Люди гомонили, суетились, кто побежал делать припасы, кто с флагом на площадь. Очереди, митинги. Не пихайся, козел. Граждане, разойдитесь. Разойдитесь, граждане. Освободите проезжую часть.
(что же теперь будет да пропади оно все пропадом раньше надо было и все-таки почему они белые я же говорил они никогда не позволят ишъ засуетились мы этого так не оставим да неужели они не понимают а мне-то что да здравствует а наплевать все равно без толку)
По телевизору футбол, по радио Чайковский, в газетах про сенокос. Ну, собралась толпа, призвали к забастовке, послали депутацию. Те сами ничего не знают. Успокойтесь, мы разберемся. Может быть, учения. Никто ведь не пострадал. Разберемся. Конечно, безобразие.
(а есть там кто внутри эй выходи поговорим ишь затаились какие там учения это провокация чего сидите славяне вылезайте сейчас же перестаньте а че я делаю не поддавайтесь на провокацию да пошел ты вылезут они как же ну и сидите хрен с вами)
Создали комиссию напополам о общественностью. Малость побастовали сгоряча и бросили это дело. Танки стоят на всех улицах, белые. Тихо так, ни звука. Словно внутри никого. День прошел, другой, третий. Стали привыкать, куда тут денешься.
Дети к танкам лезли, их за уши оттаскивали. Да разве за всеми уследишь.
Возле танков стояли группками, рассуждали. Три студента, два пенсионера, один городской сумасшедший, остальные зеваки. Кто, да что, да почему, и чего ждать, и что же они такое вытворяют, и чем те, внутри, питаются, и как они, извините, нужду справляют.
А один, осмелев, стал прослушивать танк фонендоскопом. Смехота.
(ну что ты волнуешься куда бежать зачем бежать видишь они никого не трогают да кто тебя выпустит перестань ну перестань не сходи с ума ну и что разве они тебе мешают зачем так переживать лучше иди ко мне ну иди)
Просто танки. Белые танки. Вот дом, киоск, светофор. А вот белый танк. Ну и что.

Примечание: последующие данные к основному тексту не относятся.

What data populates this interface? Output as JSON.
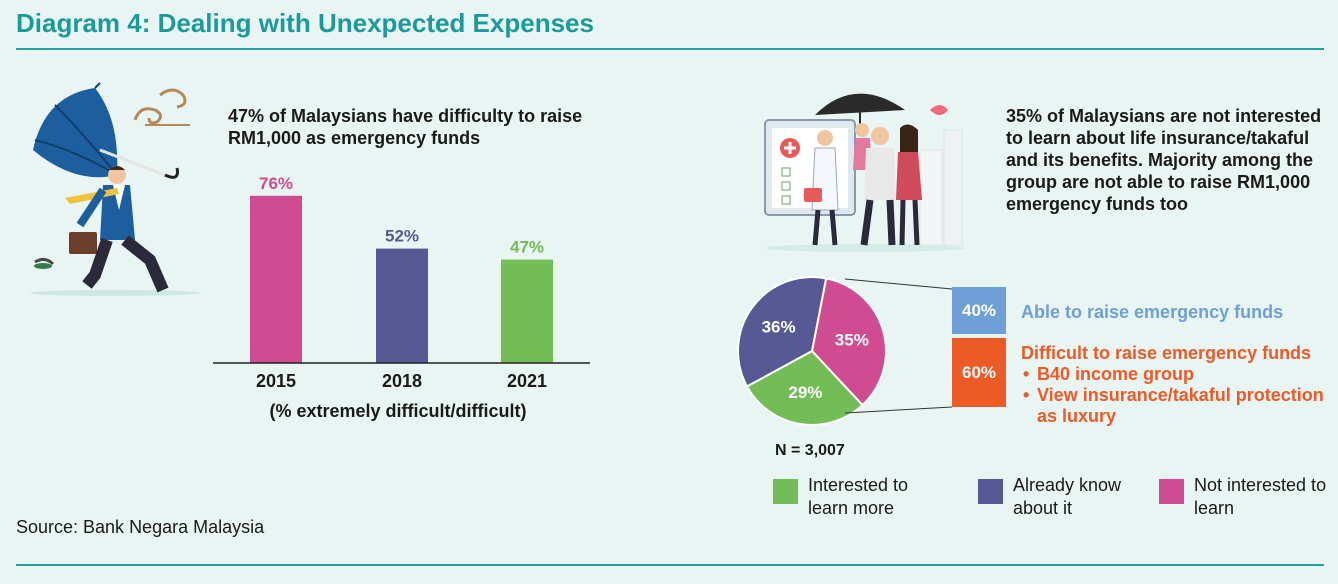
{
  "title": "Diagram 4: Dealing with Unexpected Expenses",
  "source": "Source: Bank Negara Malaysia",
  "left": {
    "headline": "47% of Malaysians have difficulty to  raise RM1,000 as emergency  funds"
  },
  "right": {
    "headline": "35% of Malaysians are not interested to learn about life insurance/takaful and its benefits. Majority among the group are not able to raise RM1,000 emergency funds too",
    "n_label": "N = 3,007",
    "breakdown": {
      "able": {
        "value": "40%",
        "label": "Able to raise emergency funds"
      },
      "difficult": {
        "value": "60%",
        "label": "Difficult to raise emergency funds",
        "bullets": [
          "B40 income group",
          "View insurance/takaful protection as luxury"
        ]
      }
    },
    "legend": [
      {
        "label": "Interested to learn more",
        "color": "#72bd55"
      },
      {
        "label": "Already know about it",
        "color": "#575995"
      },
      {
        "label": "Not interested to learn",
        "color": "#d04c92"
      }
    ]
  },
  "chart_data": [
    {
      "type": "bar",
      "categories": [
        "2015",
        "2018",
        "2021"
      ],
      "values": [
        76,
        52,
        47
      ],
      "data_labels": [
        "76%",
        "52%",
        "47%"
      ],
      "colors": [
        "#d04c92",
        "#575995",
        "#72bd55"
      ],
      "title": "47% of Malaysians have difficulty to  raise RM1,000 as emergency  funds",
      "xlabel": "(% extremely difficult/difficult)",
      "ylabel": "",
      "ylim": [
        0,
        100
      ],
      "grid": false,
      "legend": false
    },
    {
      "type": "pie",
      "categories": [
        "Interested to learn more",
        "Already know about it",
        "Not interested to learn"
      ],
      "values": [
        29,
        36,
        35
      ],
      "data_labels": [
        "29%",
        "36%",
        "35%"
      ],
      "colors": [
        "#72bd55",
        "#575995",
        "#d04c92"
      ],
      "title": "",
      "legend": "bottom"
    }
  ]
}
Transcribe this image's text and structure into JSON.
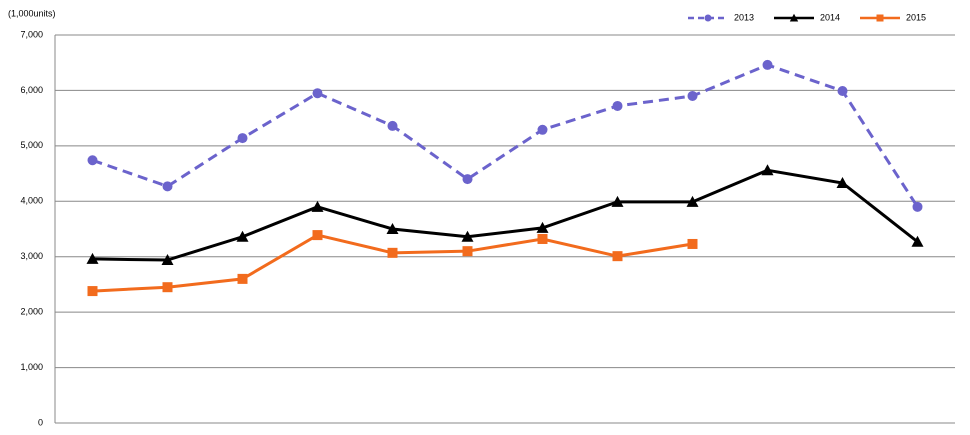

Потом дети стали по ним лазить, и никто их не шугал. Потом детям надоело, и они перестали лазить.
Лобового стекла нету, покрышек нету, зеркальца нету. Даже вору неинтересно.
Стали на них краской аэрозольной надписи задувать. «Хэви мэтал», «Айрон Мэйден» и все такое. Пипл постебался, на каждой башне пасифик намалевали. Такие приколы.
Митинги поддержки устраивали на площади, возле памятника, а митинги протеста – в парке, на эстраде. Потом все реже и реже.
Когда танки проржавели и развалились, мы увидели, что внутри действительно не было никого.